野猪这玩意儿,没见过没碰上过的可能还真不知道能有多厉害,只有常年上山打猎的老猎人才知道,一旦单独一人碰上的时候千万不要招惹。
可以山里面除了大虫,野猪就是大哥,几乎可以横着走。
一般的野猪两三百斤,奔跑速度快,冲撞起来像是一辆摩托车,加上还有一对锋利的獠牙,要把一个成年人拱飞那是轻而易举。
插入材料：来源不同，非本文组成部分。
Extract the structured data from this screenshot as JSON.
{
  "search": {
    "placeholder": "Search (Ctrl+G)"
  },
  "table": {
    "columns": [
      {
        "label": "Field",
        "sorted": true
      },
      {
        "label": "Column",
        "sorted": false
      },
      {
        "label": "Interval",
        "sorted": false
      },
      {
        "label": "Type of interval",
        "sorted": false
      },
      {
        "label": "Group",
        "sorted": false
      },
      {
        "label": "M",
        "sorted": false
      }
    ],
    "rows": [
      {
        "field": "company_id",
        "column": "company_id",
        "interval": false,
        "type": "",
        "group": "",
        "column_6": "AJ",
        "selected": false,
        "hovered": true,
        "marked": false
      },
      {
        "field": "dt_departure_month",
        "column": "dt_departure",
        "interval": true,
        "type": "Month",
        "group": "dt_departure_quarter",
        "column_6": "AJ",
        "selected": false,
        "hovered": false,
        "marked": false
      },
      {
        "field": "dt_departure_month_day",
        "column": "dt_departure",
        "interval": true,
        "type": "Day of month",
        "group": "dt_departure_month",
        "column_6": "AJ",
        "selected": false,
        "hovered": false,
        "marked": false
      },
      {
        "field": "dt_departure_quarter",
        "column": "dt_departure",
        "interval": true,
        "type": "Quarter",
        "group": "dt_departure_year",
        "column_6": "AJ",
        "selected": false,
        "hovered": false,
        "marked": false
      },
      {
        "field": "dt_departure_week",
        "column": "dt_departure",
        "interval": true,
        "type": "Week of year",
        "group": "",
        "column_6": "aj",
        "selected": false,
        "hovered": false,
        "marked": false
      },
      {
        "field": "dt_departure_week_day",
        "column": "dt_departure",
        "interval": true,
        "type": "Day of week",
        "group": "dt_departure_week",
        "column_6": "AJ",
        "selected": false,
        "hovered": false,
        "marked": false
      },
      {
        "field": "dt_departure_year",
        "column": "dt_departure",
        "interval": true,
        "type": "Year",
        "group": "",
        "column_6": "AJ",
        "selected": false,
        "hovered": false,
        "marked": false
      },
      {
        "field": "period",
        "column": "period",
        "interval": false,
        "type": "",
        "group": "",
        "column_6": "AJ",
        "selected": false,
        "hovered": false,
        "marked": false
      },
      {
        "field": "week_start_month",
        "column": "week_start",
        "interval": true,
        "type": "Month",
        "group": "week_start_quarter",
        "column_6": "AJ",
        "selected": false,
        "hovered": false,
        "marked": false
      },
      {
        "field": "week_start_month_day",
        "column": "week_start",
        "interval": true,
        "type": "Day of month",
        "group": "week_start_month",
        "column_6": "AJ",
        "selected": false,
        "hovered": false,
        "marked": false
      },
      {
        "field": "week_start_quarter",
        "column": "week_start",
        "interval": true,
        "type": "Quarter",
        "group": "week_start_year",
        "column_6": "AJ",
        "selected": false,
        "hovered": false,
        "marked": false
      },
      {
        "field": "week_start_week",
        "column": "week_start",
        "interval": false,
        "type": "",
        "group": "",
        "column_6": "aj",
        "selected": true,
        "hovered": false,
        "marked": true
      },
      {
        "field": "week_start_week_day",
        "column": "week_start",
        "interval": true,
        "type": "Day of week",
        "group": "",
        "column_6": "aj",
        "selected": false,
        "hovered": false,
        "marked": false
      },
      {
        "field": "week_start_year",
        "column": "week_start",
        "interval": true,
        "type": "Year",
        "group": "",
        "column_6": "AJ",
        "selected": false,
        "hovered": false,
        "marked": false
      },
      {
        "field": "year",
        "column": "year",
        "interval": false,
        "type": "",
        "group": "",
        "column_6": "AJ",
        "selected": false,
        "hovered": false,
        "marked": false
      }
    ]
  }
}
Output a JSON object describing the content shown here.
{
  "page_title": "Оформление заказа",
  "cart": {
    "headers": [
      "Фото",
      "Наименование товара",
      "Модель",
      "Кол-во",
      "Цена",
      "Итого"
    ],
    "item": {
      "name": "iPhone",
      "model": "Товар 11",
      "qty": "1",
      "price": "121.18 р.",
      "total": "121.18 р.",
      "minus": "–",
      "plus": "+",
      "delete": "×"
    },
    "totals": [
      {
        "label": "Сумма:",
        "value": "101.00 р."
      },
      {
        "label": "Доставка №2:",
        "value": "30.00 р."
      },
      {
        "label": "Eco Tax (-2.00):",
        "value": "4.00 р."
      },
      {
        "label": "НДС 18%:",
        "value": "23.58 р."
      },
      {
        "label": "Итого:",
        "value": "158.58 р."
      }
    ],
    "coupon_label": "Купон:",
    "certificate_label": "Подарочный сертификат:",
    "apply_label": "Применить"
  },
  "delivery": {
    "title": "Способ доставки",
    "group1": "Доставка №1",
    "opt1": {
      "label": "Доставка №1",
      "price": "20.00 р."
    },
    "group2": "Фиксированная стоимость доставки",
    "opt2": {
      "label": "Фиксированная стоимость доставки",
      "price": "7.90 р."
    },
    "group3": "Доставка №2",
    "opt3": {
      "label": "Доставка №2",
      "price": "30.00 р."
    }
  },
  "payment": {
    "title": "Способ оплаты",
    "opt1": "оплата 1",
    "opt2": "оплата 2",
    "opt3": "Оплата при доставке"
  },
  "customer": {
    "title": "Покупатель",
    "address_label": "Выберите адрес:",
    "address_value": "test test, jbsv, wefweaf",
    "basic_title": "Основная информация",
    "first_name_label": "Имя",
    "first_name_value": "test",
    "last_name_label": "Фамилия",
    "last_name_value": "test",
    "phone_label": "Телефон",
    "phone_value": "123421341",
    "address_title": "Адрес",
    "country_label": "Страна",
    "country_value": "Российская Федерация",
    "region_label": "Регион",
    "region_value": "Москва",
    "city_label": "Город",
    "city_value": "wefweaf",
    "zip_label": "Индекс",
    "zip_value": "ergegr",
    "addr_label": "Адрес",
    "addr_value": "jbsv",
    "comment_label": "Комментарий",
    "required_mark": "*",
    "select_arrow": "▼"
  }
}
被野猪拱一下,那冲击力撞到身上,不是也得残废,要是运气背,被獠牙划破肚肠,那更是立马就要没命。
而且这东西皮糙肉厚,防御力极高,尤为耐打,背部的猪鬃像钢丝一样又粗又硬,一般的猎枪要想击杀野猪,必须得打中要害。
冲向李少安和钱琳的这头野猪个头很大,估摸着绝对不会低于三百斤,而且还是头暴躁的公野猪,更是比一般野猪还要凶悍得多。
要钱琳毕竟一个女孩子,哪怕打猎经验再多,在这种生死关头还是会胆怯,所以虽然架着枪,但迟迟不敢开。
李少安也极度害怕,以前只见过被打死的野猪,这还是头一回见到这样一只庞然大物杀了过来。
危险袭来,李少安知道,眼下生死一线,绝对不能再犹豫,冲着钱琳大吼。
砰!
钱琳慌乱之中开出一枪,奈何由于太过紧张,失了准心,这一枪打在了野猪的右前蹄上。
一枪没有击中野猪的脑袋,这可不是一个好消息,被疼痛激怒的野猪更加狂暴,丝毫没有受到前蹄伤势的影响,反而以更快的速度朝两人冲了过来。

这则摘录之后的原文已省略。